• Johanna-K-Yngvad

Fateful Moment

Jóhanna Kristín Yngvadóttir 1987

Fateful Moment prompts the viewer look away and immediately look again because this kind of image has a certain pull on the viewer's curiosity who simultaneously explores his own feelings. The demonic creature frightens the girl who screams much like the girl on the bridge in The Scream by Edvard Munch. The same can be said for the person on the right side who seems to be losing her feet. A white skull, the symbol of death, creates a contrast to the dark colours of the work. The paint is drawn on the canvas in powerful strokes that create movement akin to that of a storm that the beings get sucked into.
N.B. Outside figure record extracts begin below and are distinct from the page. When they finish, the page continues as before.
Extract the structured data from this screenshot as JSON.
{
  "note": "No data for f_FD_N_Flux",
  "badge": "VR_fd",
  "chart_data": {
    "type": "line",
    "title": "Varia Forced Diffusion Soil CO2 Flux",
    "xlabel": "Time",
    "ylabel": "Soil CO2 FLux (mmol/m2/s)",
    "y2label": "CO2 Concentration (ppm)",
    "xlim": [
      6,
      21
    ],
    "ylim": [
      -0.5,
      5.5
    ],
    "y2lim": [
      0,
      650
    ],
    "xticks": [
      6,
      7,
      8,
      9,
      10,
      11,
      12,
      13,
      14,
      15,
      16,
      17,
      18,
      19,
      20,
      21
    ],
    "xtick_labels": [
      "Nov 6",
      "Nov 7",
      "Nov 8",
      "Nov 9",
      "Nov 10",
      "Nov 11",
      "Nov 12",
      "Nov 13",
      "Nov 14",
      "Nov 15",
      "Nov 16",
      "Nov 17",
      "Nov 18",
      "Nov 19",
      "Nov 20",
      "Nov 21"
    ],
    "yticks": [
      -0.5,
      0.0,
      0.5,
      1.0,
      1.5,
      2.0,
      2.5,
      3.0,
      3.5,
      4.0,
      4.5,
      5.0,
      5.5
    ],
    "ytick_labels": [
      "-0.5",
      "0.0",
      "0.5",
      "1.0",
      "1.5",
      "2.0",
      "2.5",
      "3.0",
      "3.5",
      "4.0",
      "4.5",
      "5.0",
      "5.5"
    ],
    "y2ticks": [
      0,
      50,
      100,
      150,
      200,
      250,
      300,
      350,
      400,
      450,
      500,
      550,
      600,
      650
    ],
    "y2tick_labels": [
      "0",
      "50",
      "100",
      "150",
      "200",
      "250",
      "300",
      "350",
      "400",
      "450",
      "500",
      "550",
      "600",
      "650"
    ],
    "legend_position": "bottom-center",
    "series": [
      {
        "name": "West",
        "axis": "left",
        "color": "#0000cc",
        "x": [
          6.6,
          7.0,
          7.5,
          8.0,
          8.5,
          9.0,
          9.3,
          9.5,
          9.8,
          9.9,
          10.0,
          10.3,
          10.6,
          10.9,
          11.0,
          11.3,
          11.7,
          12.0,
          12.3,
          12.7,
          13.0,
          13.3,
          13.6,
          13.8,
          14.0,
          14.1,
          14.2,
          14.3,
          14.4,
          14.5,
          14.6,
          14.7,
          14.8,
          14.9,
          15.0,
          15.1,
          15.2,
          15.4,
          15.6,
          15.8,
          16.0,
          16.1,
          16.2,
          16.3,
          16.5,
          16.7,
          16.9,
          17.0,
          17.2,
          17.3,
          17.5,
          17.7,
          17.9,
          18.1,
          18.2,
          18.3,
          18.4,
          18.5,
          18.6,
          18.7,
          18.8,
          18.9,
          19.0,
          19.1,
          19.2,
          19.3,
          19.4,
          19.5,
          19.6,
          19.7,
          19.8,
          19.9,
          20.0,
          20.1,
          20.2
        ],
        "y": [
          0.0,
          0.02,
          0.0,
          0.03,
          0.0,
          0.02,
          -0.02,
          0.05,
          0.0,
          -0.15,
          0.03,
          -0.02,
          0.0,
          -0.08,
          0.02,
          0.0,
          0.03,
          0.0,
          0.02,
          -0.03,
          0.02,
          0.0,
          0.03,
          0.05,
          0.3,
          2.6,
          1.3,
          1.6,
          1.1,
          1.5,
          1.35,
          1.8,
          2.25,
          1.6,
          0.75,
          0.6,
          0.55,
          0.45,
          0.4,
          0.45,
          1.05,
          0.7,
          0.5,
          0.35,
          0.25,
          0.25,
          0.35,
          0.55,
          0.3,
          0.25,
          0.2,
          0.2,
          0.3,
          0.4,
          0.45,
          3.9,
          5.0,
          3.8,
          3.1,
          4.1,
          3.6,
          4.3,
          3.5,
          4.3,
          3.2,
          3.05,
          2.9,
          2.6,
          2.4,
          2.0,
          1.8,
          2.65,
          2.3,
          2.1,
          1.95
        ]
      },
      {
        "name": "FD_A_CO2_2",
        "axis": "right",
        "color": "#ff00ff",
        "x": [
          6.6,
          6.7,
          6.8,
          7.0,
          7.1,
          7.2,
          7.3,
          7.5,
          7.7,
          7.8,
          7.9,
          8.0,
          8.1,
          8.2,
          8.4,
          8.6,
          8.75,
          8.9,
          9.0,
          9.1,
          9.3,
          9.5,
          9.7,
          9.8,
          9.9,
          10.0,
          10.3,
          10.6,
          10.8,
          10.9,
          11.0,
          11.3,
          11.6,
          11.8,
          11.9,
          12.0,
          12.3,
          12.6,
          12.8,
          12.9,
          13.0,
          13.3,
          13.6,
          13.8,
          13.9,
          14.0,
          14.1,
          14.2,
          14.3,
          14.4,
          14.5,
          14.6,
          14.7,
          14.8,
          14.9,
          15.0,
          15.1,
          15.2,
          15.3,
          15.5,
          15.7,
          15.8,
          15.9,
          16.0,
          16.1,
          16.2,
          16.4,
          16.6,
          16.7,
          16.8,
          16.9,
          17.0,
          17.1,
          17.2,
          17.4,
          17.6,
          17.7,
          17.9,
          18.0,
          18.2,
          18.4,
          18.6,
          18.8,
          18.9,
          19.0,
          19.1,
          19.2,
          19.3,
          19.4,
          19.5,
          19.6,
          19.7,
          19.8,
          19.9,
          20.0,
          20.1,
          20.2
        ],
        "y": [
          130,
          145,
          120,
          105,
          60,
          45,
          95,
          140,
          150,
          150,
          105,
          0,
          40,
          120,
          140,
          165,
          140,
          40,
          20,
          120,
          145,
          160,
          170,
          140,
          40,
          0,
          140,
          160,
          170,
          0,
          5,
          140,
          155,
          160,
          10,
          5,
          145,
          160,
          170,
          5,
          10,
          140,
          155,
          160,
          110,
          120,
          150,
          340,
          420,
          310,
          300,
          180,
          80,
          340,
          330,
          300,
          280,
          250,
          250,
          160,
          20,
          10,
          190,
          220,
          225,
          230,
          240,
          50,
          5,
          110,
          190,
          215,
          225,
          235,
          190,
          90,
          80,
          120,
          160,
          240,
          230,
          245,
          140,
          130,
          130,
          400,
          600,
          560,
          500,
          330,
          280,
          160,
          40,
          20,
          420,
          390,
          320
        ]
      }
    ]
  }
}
The dark colours have a mystical effect in the green and yellow light.

Jóhanna Kristín usually used subjects from her own experience and memories and even used her family album as an inspiration. To her art was dead serious. The artist died young but was prolific in the almost two decades she worked on her art and her pieces can be found in all of Iceland's larger museums. Jóhanna Kristín graduated from the graphics division of the College of Arts and Crafts in 1976 and went to the Netherlands for further education for the next four years. She arrived in Iceland a fully formed artist in 1983 with her first solo-exhibition in the Living Art Museum. Her works received rave reviews and she was considered a worthy agent of neo-expressionism, a movement that came from Germany and Italy in the late 60s, as well as an artist who expressed her feelings in a powerful way.